A Comissão Processante (CP) que investiga denúncia de quebra de decoro parlamentar do ex-vereador Orlando Bonilha (PR) definiu ontem pela manutenção dos trabalhos. Com isso, a renúncia ao mandato não livra Bonilha do risco de ter os direitos políticos suspensos por até oito anos. Reunida ontem à tarde, a CP também estabeleceu a oitiva de quatro funcionários ligados a empresários que são peças centrais no escândalo que já custou o mandato de Bonilha e Henrique Barros (ex-PMDB) e o afastamento judicial de outros três - Renato Araújo (PP), Osvaldo Bergamin (PMDB) e Flávio Vedoato (PSC). Os depoimentos estão marcados para a próxima sexta-feira.
Os membros da CP definiram a intimação da assistente administrativa Camila Rodrigues dos Santos, do sócio propietário do Posto San Petro Thiago Farah Santaella, do advogado Ricardo Kifer Amorim e do auxiliar financeiro Rômulo Cotrim dos Santos. Todos figuram como testemunhas no inquérito do Grupo de Atuação Especial de Combate ao Crime Organizado (Gaeco) que rendeu a ação penal por formação de quadrilha e concussão contra os cinco edis. Todos, também, foram ouvidos no dia 10 de janeiro, data da prisão em flagrante de Barros, de posse de R$ 9,9 mil supostamente oriundos de propina paga pelos empresários Alexandre Guimarães, Maurício de Biagi e Carlos Messas para que projetos de lei que os beneficiassem fossem agilizados ou aprovados na Casa. Barros declarou ao Gaeco, na ocasião, que Bonilha seria o centralizador do esquema de arrecadação - o que a defesa do agora ex-vereador nega.

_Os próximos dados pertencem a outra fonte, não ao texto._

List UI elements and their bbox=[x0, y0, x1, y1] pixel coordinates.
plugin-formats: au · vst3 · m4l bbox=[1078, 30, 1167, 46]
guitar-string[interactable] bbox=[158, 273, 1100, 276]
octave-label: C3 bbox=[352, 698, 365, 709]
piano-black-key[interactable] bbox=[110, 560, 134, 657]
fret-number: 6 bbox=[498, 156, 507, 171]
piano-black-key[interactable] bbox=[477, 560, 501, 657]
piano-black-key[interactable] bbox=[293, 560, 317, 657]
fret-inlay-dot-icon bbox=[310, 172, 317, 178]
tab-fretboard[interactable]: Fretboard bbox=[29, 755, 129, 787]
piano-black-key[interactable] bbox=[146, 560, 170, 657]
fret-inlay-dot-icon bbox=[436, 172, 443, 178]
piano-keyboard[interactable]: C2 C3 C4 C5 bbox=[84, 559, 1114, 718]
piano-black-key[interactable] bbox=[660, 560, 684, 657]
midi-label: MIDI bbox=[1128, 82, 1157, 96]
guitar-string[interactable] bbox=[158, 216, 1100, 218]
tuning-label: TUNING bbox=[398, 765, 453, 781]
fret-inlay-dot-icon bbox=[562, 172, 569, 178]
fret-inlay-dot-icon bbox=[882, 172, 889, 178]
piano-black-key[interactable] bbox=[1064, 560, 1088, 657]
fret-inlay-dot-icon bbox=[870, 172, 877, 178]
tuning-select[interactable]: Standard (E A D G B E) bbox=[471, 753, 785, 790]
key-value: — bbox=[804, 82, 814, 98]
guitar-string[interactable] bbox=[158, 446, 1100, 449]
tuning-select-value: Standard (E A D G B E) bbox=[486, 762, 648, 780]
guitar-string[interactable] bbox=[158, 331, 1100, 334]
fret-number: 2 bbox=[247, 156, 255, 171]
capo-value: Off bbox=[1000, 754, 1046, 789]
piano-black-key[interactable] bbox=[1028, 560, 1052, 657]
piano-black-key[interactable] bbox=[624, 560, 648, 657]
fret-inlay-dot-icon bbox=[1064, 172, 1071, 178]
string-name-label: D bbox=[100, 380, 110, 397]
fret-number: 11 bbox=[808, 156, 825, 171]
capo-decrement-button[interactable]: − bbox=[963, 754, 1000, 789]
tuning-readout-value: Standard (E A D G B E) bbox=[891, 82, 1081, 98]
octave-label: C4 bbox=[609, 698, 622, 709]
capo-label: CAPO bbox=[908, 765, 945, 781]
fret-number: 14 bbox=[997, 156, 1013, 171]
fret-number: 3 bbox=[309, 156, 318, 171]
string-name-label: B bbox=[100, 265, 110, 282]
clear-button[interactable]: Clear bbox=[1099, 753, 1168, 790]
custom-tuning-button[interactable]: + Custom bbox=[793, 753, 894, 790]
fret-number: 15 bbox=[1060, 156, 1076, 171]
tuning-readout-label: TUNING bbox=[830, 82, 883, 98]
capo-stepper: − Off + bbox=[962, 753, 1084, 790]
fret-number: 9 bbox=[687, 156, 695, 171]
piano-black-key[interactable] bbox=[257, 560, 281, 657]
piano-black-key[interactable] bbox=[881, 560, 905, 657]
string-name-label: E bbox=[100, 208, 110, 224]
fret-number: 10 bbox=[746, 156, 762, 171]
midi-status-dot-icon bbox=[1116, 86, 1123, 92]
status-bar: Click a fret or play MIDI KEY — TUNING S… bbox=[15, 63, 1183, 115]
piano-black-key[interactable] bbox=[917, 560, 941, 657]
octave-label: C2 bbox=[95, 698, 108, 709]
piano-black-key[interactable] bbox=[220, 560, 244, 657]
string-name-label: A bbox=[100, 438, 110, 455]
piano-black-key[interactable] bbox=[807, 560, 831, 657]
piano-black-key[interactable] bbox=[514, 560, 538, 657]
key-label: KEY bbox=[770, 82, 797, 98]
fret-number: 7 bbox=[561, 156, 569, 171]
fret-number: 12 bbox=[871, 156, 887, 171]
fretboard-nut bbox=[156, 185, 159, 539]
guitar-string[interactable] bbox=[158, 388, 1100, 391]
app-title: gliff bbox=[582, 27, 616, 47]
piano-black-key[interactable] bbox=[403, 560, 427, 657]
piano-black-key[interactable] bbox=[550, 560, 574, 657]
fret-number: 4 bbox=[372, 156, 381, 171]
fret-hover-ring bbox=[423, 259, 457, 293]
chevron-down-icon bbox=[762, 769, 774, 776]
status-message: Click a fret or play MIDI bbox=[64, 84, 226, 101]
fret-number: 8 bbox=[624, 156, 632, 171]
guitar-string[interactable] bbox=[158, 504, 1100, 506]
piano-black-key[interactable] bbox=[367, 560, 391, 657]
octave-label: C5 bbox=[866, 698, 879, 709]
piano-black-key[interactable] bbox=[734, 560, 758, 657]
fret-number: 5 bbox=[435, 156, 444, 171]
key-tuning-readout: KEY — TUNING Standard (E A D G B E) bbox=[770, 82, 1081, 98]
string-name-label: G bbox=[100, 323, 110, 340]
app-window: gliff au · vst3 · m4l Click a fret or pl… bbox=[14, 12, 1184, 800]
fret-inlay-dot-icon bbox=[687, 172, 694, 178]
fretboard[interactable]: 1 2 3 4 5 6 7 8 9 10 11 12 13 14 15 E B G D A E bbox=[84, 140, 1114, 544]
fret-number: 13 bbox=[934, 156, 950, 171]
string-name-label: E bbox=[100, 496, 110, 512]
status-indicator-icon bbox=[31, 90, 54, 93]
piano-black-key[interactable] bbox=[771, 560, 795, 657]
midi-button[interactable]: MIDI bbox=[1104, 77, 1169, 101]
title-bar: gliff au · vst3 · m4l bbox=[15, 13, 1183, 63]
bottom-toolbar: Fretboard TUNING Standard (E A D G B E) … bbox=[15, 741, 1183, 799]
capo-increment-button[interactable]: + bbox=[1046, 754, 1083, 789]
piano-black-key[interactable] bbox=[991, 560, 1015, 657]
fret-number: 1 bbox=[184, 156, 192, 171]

Funcionária de Biagi, Camila disse ao MP que entregara a Barros, naquele dia, um envelope onde se lia ''Henrique''. Santaella declarou que ''algumas vezes, por conta da amizade'' com Barros, trocava cheques para ele - e naquele dia, o havia feito de dois, de um total de R$ 9,8 mil. Advogado de Guimarães, Amorim depôs que teria presenciado achaques por parte do veerador, contra o cliente. Já Santos, funcionário de Guimarães em uma casa noturna, depôs ter pago R$ 5.000 ao vereador, ''em notas de R$ 50'', por ordem do patrão.
''Pelo que diz a Lei Orgânica, a CP tem que continuar. Já essas pessoas serão ouvidas para sabermos se tiveram contato com mais algum vereador'', afirmou o presidente da Comissão, Tercílio Turini (PPS). Para o próximo dia 2, estão previstas oitivas dos três empresários e de Barros. O advogado de Bonilha, Ronaldo Neves, afirmou que ainda estuda se pede ou não a nulidade da CP, uma vez que ''aguarda, agora (que Bonilha renunciou), um julgamento mais técnico que político''.